Надо сказать, что «политическую ориентацию» (как выразился он один раз, ругая Катю: «Никакой у тебя политической ориентации нет», – это в связи с историей с «Октябрем») ему мог дать только мужчина. Было у него в психике чисто мужицкое – самая умная женщина час должна потратить, чтобы убедить его в чем-либо, мужчине же достаточно сказать несколько фраз, и С. А. скорее согласится. Бывали случаи, что Анна Абрамовна Берзинь при всем ее красноречии не могла объяснить того, что Вардин сухим, чуждым Е. языком растолковывал в пять минут.

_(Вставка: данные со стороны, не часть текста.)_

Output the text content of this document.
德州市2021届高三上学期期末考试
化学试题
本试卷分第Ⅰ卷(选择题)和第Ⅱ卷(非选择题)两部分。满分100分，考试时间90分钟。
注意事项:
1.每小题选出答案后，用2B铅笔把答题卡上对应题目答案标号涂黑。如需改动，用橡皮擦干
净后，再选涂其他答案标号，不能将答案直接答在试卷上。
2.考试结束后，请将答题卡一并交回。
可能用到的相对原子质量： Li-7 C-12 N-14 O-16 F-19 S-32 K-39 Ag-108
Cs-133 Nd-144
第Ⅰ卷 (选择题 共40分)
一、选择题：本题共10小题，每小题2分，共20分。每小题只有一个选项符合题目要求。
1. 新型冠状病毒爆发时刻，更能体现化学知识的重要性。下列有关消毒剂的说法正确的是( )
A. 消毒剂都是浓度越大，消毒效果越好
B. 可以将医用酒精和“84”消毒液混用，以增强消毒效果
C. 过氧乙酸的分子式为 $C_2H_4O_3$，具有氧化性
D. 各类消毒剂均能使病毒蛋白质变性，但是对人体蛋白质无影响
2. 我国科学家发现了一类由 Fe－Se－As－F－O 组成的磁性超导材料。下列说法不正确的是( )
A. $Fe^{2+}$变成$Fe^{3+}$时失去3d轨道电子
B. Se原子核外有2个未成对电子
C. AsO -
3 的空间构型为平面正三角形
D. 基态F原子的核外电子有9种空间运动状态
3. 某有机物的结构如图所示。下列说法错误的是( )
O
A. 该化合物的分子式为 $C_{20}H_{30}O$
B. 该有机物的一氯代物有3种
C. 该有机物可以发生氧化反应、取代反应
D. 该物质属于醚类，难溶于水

Еще об антисемитизме Е. Трудно сейчас наспех передать это сложное и противоречивое отношение Е. к евреям.

1) Была древняя российская закваска по отношению к «жидам». Это еще из деревни принес он, и в дореволюционный период такое отношение, вероятно, поддерживалось в среде Ломана и пр<очих> ему подобных.

2) В революционных кругах, в эсеровской среде создалось новое понятие и прежнее исчезло или, вернее, забылось, да и стыдно было «культурному» Есенину помнить об этом.

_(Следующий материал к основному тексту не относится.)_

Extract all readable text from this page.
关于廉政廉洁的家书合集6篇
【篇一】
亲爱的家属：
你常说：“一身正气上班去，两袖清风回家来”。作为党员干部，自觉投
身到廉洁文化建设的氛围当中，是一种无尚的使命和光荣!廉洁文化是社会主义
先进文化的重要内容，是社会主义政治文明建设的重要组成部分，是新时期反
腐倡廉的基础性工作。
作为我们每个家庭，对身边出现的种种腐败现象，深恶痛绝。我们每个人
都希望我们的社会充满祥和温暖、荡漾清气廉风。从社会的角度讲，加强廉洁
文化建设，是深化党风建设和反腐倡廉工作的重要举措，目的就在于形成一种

3) Появилась обида на советскую власть за себя, за то, что отмели его, за то, что он в стороне от новой жизни, что не он строит ее. Обиделся и за то, что даже в своей области, в поэзии, не он хозяин. Кого винить? Советскую власть, которую ждал, которую приветствовал, – невозможно. Но виновник нужен. Искать долго не пришлось – кстати, попал в окружение Клычковых, Ганиных, Орешиных и Наседкиных (много их у нас на Руси). У них все ясно – жиды, кругом жиды виноваты. Во всем виноваты – не печатают стихов, гонорар не сыпется, как золотые монеты из сказочного ослика, слава и признание не идут навстречу – во всем жиды виноваты.